Each of the three credit reporting agencies has its own formula for building your credit score. The original FICO model was developed by Fair Isaac and Company. While Experian still calls its score "FICO", TransUnion calls its score "Beacon" and Equifax uses "Empirica." While these methods vary, the differences aren't huge; they all use the following factors to calculate a credit score:

  • Your Credit History - How many years have you had credit?
  • Late Payments - Have you paid more than 30 days late, and how often?
  • Credit Card Balances - How many accounts do you hold, and how much do you owe?
  • Credit Inquiries - How many times have lenders pulled your credit report for the purpose of lending you money?

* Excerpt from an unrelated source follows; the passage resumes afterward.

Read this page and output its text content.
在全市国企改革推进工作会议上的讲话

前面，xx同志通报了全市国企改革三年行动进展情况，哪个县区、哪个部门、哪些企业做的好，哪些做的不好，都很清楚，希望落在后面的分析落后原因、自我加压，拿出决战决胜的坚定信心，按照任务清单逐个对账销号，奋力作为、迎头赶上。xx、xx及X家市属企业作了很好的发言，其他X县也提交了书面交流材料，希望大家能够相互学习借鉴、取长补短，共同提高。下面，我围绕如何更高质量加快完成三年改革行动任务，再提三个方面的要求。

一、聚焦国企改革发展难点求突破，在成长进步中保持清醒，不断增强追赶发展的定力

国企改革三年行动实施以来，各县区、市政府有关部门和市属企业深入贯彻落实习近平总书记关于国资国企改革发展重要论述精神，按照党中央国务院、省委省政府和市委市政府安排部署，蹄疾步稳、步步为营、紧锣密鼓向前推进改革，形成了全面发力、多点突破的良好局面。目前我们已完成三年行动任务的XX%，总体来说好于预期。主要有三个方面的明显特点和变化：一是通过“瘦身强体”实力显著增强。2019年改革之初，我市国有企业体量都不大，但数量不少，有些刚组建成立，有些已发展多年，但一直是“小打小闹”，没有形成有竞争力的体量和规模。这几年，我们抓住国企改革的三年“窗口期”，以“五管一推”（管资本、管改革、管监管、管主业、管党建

These factors are assigned weights based on the formula being used. The result is one number. Credit scores can be as low as 300 and as high as 850. Higher scores are better. Most home buyers will likely find their scores falling between 620 and 850.

Not just for qualifying

FICO scores affect more than your ability to get a loan. They also affect your interest rate. Lenders give lower interest rates to individuals with higher scores.

Improving your score

What can you do to improve your FICO score? Unfortunately, not much. Despite what you hear from "credit repair" companies, the FICO score is based on your lifelong credit history, so it's not possible to raise it significantly in the short term. (Of course you can and should remove incorrect data on your credit report.)

Know your FICO

To raise your score, you must obtain the reports that the agencies use to build it. Of course, you need the score as well. Fair Isaac has created a web site (www.myFICO.com) that lets you do just that. It's inexpensive to quickly get your FICO from all three reporting agencies, along with your credit report. They also provide information and online tools that can help you analyze what actions might have the greatest impact on your FICO score.

You can get a federally-mandated free credit report once per year from all three credit reporting agencies at AnnualCreditReport.com. These reports do not include a free score, but it's very inexpensive to get one at the same time.

Now that you have all the facts, you will be a more informed consumer and you'll be better positioned to obtain the right mortgage for you.